Cayetano believes the ruling shows rail has been poorly managed and should be stopped before it becomes a boondoggle for taxpayers, part of his closing argument to voters.
"What's at stake here is what kind of city you want to leave to future generations," said Cayetano. "We're going to fix the infrastructure, the sewers and the water. That's going to be a high priority on my list."
Cayetano has been pitching his $1.5 billion alternative to rail, which he calls FAST, short for "Flexible Affordable Smart Transportation." The plan utilizes a BRT system serving Central and Leeward Oahu, a Nimitz Highway flyover and three short underpasses along Kapiolani Boulevard.
Cayetano said Tuesday's election could also determine whether mainland style negative campaigning takes root in Hawaii.
Last month, Cayetano filed a libel lawsuit against Pacific Resource Partnership after the trade group accused him of profiting from illegal campaign contributions during his time as governor.

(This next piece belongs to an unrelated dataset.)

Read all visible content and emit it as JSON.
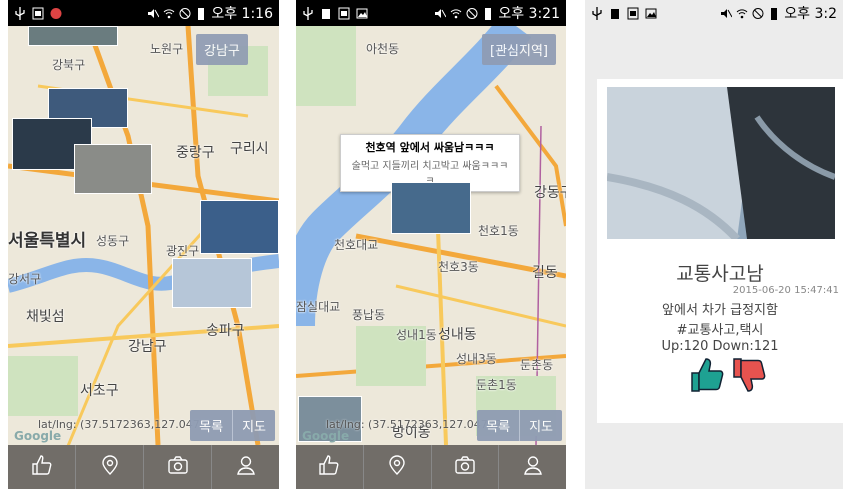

PRP is a strong rail advocate, and has spent more than $2.8 million in an effort to influence the mayor's race. The group is supported by the Hawaii Carpenters Union and more than 200 signatory contractors.
Caldwell's final message to voters rests on the practicality of making Honolulu a better city for residents and visitors alike.
"I want to really set the city on a new course with new infrastructure," he said. "You know, rebuilding our sewer and our water for bigger capacity, and of course, rail to move people in a narrow urban corridor."